One of BCRC’s largest partnership deals is with the UC Market at the University of Montana.

Tyler Swank, an assistant manager at the Market who handles its buying, said the deal was a natural one.

“We find that stuff that’s made in Montana, or even better locally in Missoula, comes fresher and it will contain less preservatives. Sometimes we can get it at a better price, and all those things are good for students,” Swank said.

He said that the UC Market now goes through about 100 pounds of beans during an average school week, with 70 pounds of that being espresso. Now, the store cycles between serving the BCRC Mexico blend and a roast called Vinyl, created especially for The Market.

But BCRC’s gain was another Montana company’s loss.

“We lost a bit of Montana Coffee Traders, which we had used heavily before,” Swank said. “[W]e made a decision that we wanted to give another local company that was based here in Missoula a boost.”

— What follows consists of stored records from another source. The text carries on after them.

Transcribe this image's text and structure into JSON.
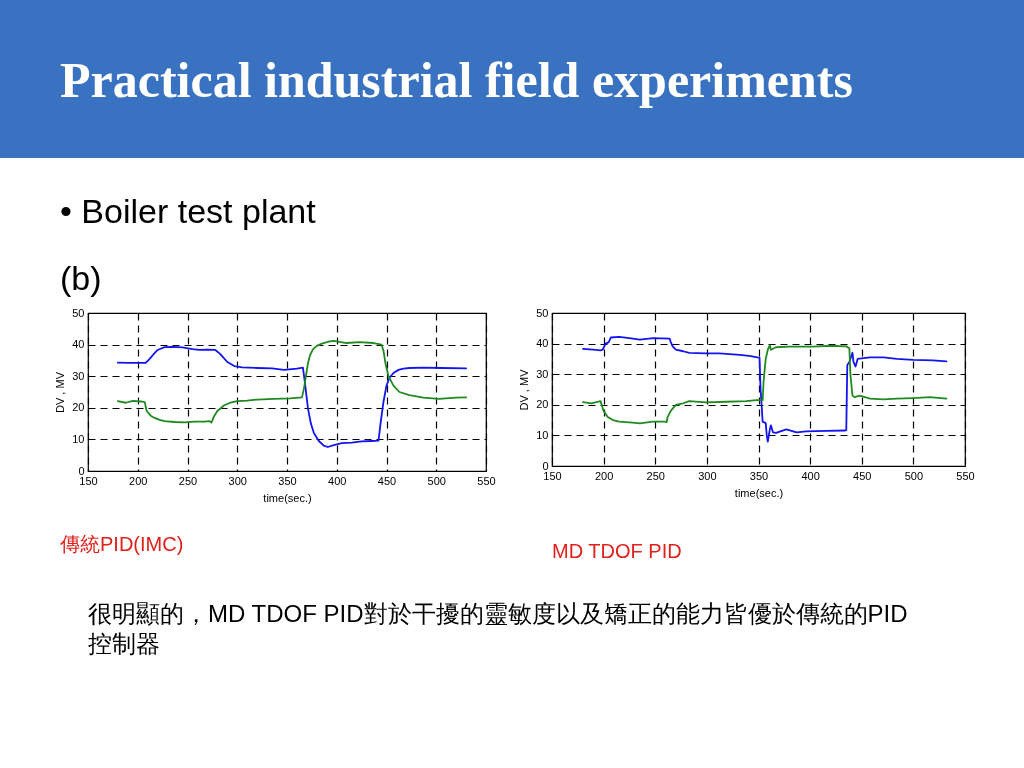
{
  "chart_data": [
    {
      "type": "other",
      "title": "Practical industrial field experiments",
      "subtitle": "• Boiler test plant",
      "annotations": [
        "(b)"
      ]
    },
    {
      "type": "line",
      "xlabel": "time(sec.)",
      "ylabel": "DV , MV",
      "xlim": [
        150,
        550
      ],
      "ylim": [
        0,
        50
      ],
      "xticks": [
        150,
        200,
        250,
        300,
        350,
        400,
        450,
        500,
        550
      ],
      "yticks": [
        0,
        10,
        20,
        30,
        40,
        50
      ],
      "grid": true,
      "annotations": [
        "傳統PID(IMC)"
      ],
      "series": [
        {
          "color": "#1414f0",
          "x": [
            180,
            190,
            200,
            208,
            212,
            216,
            220,
            227,
            235,
            245,
            255,
            262,
            270,
            278,
            283,
            290,
            297,
            305,
            320,
            335,
            347,
            360,
            366,
            368,
            371,
            374,
            377,
            382,
            387,
            391,
            397,
            405,
            415,
            425,
            435,
            442,
            444,
            447,
            450,
            453,
            457,
            462,
            467,
            473,
            487,
            505,
            530
          ],
          "values": [
            34.3,
            34.2,
            34.2,
            34.2,
            35.5,
            37,
            38.3,
            39.2,
            39.3,
            39.1,
            38.6,
            38.3,
            38.4,
            38.3,
            37,
            34.5,
            33.2,
            32.8,
            32.6,
            32.5,
            32.0,
            32.4,
            32.7,
            28,
            20,
            15,
            12,
            9.5,
            8,
            7.6,
            8.2,
            8.8,
            9,
            9.4,
            9.5,
            9.6,
            15,
            22,
            27,
            29.5,
            31,
            32,
            32.4,
            32.6,
            32.7,
            32.6,
            32.5
          ]
        },
        {
          "color": "#1f8a1f",
          "x": [
            180,
            188,
            195,
            203,
            207,
            209,
            213,
            217,
            222,
            227,
            237,
            247,
            257,
            267,
            272,
            274,
            277,
            280,
            287,
            293,
            300,
            310,
            320,
            337,
            353,
            365,
            367,
            369,
            371,
            373,
            376,
            380,
            385,
            393,
            397,
            410,
            423,
            437,
            445,
            447,
            449,
            452,
            457,
            463,
            473,
            487,
            503,
            520,
            530
          ],
          "values": [
            22.1,
            21.6,
            22.2,
            22.0,
            21.8,
            19,
            17.5,
            16.8,
            16.2,
            15.8,
            15.5,
            15.4,
            15.6,
            15.6,
            15.8,
            15.3,
            17.5,
            19,
            20.8,
            21.6,
            22.1,
            22.3,
            22.6,
            22.8,
            23,
            23.3,
            26,
            30,
            34,
            36.5,
            38.5,
            39.6,
            40.3,
            41,
            41.2,
            40.5,
            40.8,
            40.5,
            40,
            38,
            34,
            30,
            27,
            25,
            24,
            23.2,
            22.8,
            23.2,
            23.3
          ]
        }
      ]
    },
    {
      "type": "line",
      "xlabel": "time(sec.)",
      "ylabel": "DV , MV",
      "xlim": [
        150,
        550
      ],
      "ylim": [
        0,
        50
      ],
      "xticks": [
        150,
        200,
        250,
        300,
        350,
        400,
        450,
        500,
        550
      ],
      "yticks": [
        0,
        10,
        20,
        30,
        40,
        50
      ],
      "grid": true,
      "annotations": [
        "MD TDOF PID"
      ],
      "series": [
        {
          "color": "#1414f0",
          "x": [
            180,
            190,
            197,
            199,
            202,
            205,
            207,
            215,
            225,
            235,
            248,
            264,
            265,
            267,
            270,
            277,
            283,
            299,
            312,
            332,
            341,
            349,
            351,
            352,
            353,
            354,
            357,
            358,
            359,
            361,
            362,
            364,
            367,
            377,
            387,
            396,
            416,
            434,
            435,
            436,
            438,
            441,
            442,
            444,
            446,
            458,
            471,
            484,
            500,
            519,
            532
          ],
          "values": [
            38.3,
            38,
            37.8,
            38,
            40,
            40.5,
            42,
            42.2,
            41.8,
            41.3,
            41.8,
            41.6,
            40.5,
            39,
            38,
            37.5,
            37,
            36.8,
            36.8,
            36.3,
            36,
            35.5,
            35.4,
            25,
            20,
            14.5,
            14,
            10,
            8,
            12,
            13.3,
            11,
            10.8,
            12,
            11,
            11.3,
            11.5,
            11.6,
            11.7,
            33,
            34,
            37,
            34,
            32.5,
            35,
            35.5,
            35.5,
            35,
            34.7,
            34.5,
            34.2
          ]
        },
        {
          "color": "#1f8a1f",
          "x": [
            180,
            188,
            197,
            199,
            200,
            204,
            209,
            215,
            228,
            235,
            248,
            259,
            261,
            262,
            265,
            270,
            277,
            283,
            299,
            319,
            338,
            348,
            354,
            355,
            357,
            359,
            361,
            362,
            367,
            380,
            403,
            419,
            435,
            438,
            439,
            441,
            443,
            448,
            458,
            471,
            484,
            500,
            516,
            532
          ],
          "values": [
            20.9,
            20.5,
            21.2,
            19,
            18,
            16,
            15,
            14.5,
            14.2,
            13.9,
            14.5,
            14.5,
            14.3,
            16,
            18,
            20,
            20.5,
            21.2,
            20.8,
            21,
            21.2,
            21.5,
            21.5,
            28,
            35,
            38,
            39.5,
            38,
            38.8,
            39,
            39,
            39.3,
            39.1,
            38.5,
            30,
            23,
            22.5,
            23,
            22,
            21.8,
            22,
            22.2,
            22.5,
            22
          ]
        }
      ]
    },
    {
      "type": "other",
      "annotations": [
        "很明顯的，MD TDOF PID對於干擾的靈敏度以及矯正的能力皆優於傳統的PID控制器"
      ]
    }
  ]
}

Last fall, Black Coffee decided to add a special roast to its mix, paying for a batch of beans from El Salvador that had been given the coveted international Cup of Excellence award. Each year a Cup of Excellence competition is held in each of the membership countries of the Alliance of Coffee Excellence, where specially trained judges cup — the technical term for judging coffee — offerings from various farms around that nation. At the end, the top finishers are branded Cup of Excellence coffee, and are sold at a large premium to import companies from other nations.

Chapman said that demand for the Cup of Excellence coffee was high after BCRC teased its availability on Facebook, where it keeps fans up to date on the goings-on at the shop.

“It’s a specialty coffee sure, but it’s also limited, and one of the best in the world. People wanted it,” he said.

Jon Lewis, the Membership Liaison for Cup of Excellence, a four-person operation based in Missoula, said that, partly because of the premium price, most of the coffee ends up in the hands of small roasters like Black Coffee.

According to the International Coffee Organization, the United States uses almost 22,000 150-pound bags of coffee each year, more than any other single country. That means the average American drinks nine pounds worth of coffee beans annually. And those numbers have been steadily increasing.

Although only a fraction of that is high-end coffee like that roasted by BCRC, Lewis said that he hopes the movement of people caring about where the source of their food comes to mean more people discover that coffee is more than just something to get you up in the morning. It is small-batch roasters, he said, that are pioneering that shift.

“I think that a lot of the small roasters will only go up from here, introducing people to a new taste. Wine has paved the way, beer followed, and I think that coffee is the next great craft and artisan thing that people are going to discover,” Lewis said.

Chapman and McQuilkin agree. Where wine, they said, has a few hundred flavor indicators, coffee has 1,000.

And they plan to solve the puzzle of each and every one.